Récemment, Google consacrait un de ses fameux Doodle au « Bras canadien » (ou CANADARM, dans la langue de Leonard Cohen), symbole phare du savoir-faire scientifique canadien. Vous serez heureux de savoir que le Gouvernement du Canada (en l’occurrence le Conseil national de recherches) a pris soin de protéger la marque de notre fleuron scientifique contre les usurpateurs potentiels en publiant la marque officielle CANADARM.

La question qui vous brûle sans doute les lèvres, cher lecteur: « Publier une marque officielle »? Ne veut-il pas dire « déposer une demande d’enregistrement pour une marque de commerce laquelle sera éventuellement publiée, puis enregistrée »?

Il n’y a pourtant pas d’erreur. Les marques officielles sont des bêtes différentes des marques de commerce. C’est un privilège des entités sous contrôle gouvernemental. Le concept est une originalité canadienne et n’a pas d’équivalent clair dans les autres juridictions.

On n’enregistre pas une marque officielle: l’entité gouvernementale doit simplement la publier sur le Registre pour bénéficier de toutes les protections que la Loi accorde aux marques officielles (sous réserve de prouver notamment que la marque officielle a été effectivement adoptée [Mise à jour: un fardeau assez léger selon une décision récente] et qu’il y a bel et bien un contrôle gouvernemental).

Alors que les marques officielles sont un avantage considérable pour les entités sous contrôle gouvernemental, elles peuvent être plutôt embêtantes pour les entreprises du secteur privé. Lorsqu’une compagnie ou un entrepreneur dépose une marque de commerce (par opposition à une marque officielle) sa marque subit un examen de la part de l’OPIC.

Lors de cet examen, une marque de commerce peut être « bloquée » notamment:

  • Par une autre marque de commerce susceptible de prêter à confusion;
  • Par une marque officielle trop ressemblante;

Pour déterminer si une marque de commerce est susceptible de prêter à confusion avec une autre marque de commerce, on considère plusieurs facteurs, incluant l’important critère de la similarité entre les marchandises (ou services) vendues sous une marque des marchandises (ou services) vendues sous l’autre.

Par exemple, la Cour suprême a déjà considéré que la marque BARBIE’S utilisée en lien avec des services de restaurants ne violait pas la marque BARBIE (malgré toute sa notoriété) utilisée avec des poupées (ainsi qu’une quantité innombrable de produits dérivés).

En comparaison, le test applicable lorsqu’on compare une marque de commerce avec une marque officielle ne tient pratiquement pas compte des similarités entre les marchandises et services.

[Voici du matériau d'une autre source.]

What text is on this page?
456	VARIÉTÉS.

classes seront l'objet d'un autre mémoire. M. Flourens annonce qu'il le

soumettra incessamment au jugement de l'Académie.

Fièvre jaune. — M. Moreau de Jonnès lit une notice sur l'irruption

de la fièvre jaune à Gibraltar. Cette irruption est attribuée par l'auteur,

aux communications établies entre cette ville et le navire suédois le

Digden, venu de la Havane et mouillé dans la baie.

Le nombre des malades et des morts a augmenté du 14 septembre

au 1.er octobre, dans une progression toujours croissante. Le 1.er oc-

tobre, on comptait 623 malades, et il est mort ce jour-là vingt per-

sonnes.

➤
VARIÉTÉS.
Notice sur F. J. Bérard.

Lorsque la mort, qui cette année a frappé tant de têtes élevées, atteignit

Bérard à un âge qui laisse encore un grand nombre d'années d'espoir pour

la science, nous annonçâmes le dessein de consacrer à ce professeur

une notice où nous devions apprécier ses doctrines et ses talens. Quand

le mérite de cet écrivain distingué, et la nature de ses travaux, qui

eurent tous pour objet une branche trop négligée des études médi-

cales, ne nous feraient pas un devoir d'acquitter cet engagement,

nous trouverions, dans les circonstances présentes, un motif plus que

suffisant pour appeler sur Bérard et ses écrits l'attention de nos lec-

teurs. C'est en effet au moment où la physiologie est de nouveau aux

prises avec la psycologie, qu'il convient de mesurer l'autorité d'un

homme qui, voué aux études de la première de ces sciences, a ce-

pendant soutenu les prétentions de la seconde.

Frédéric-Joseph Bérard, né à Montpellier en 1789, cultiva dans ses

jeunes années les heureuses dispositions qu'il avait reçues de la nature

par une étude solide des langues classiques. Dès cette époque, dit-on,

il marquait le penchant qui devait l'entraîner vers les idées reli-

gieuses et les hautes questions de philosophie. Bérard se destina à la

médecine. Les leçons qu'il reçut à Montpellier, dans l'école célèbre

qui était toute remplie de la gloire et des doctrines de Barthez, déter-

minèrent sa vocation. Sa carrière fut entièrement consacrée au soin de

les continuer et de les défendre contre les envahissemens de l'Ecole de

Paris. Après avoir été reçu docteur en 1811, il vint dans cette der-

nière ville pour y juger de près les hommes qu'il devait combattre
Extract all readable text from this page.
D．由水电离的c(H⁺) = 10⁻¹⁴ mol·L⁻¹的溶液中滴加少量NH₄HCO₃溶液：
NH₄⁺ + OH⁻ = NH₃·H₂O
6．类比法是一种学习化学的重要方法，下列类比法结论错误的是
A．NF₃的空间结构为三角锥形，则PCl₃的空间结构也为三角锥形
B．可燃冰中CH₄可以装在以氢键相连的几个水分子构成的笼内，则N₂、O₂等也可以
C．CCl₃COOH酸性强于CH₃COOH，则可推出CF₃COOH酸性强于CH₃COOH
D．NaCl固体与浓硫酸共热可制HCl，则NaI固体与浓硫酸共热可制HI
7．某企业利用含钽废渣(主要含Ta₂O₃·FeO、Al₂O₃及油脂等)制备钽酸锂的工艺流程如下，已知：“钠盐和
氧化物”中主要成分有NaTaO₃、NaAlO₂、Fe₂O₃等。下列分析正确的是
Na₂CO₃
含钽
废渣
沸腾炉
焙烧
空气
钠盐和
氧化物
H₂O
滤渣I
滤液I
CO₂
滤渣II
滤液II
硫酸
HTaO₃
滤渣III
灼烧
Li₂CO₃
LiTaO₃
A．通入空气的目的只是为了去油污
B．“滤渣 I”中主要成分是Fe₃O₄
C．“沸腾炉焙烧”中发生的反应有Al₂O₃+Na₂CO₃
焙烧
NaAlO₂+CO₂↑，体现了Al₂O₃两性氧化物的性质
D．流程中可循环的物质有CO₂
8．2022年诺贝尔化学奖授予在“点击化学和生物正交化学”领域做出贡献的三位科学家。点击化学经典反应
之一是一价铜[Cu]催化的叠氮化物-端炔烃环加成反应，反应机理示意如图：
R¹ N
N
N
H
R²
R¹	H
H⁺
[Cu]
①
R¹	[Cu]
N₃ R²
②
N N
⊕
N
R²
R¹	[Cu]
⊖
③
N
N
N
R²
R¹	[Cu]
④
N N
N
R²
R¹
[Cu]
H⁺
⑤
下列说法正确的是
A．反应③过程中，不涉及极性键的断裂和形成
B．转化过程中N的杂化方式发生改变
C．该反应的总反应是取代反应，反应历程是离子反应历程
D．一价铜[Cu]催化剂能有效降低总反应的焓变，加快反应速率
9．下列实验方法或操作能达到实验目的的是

Par exemple, si je déposais une demande pour enregistrer la marque de commerce CANADARM pour utiliser en liaison avec des fines herbes, il est presque certain que les examinateurs de l’OPIC m’opposeraient les marques officielles CANADARM du Conseil national de recherches, et ce même s’il faudrait beaucoup d’imagination pour trouver un lien entre un gigantesque bras téléscopique de navette spatiale et des fines herbes offertes par un honnête maraîcher.

Pour obtenir un enregistrement, il me faudrait donc obtenir un consentement du Conseil national de recherches Canada… consentement que le Conseil aurait entière discrétion de m’accorder ou non, et aux conditions qu’il détermine.

Il n’y a pas d’autre morale à cette histoire que d’apprivoiser ces grandes incomprises que sont les marques officielles. Reste que plusieurs entrepreneurs font eux-mêmes certaines recherches sur le Registre des marques avant de donner à leurs conseillers en marque des instructions de déposer directement une demande d’enregistrement (sans demander que des recherches plus approfondies soient effectuées).

Dans un tel cas, j’espère avoir démontré ici qu’il est périlleux d’ignorer une marque officielle simplement parce qu’il n’y a aucun risque de la confondre avec la marque de commerce recherchée. En effet, c’est une erreur qui, dans les pires cas, pourrait coûter un « bras » à son auteur, si on me permet le calembour anatomique.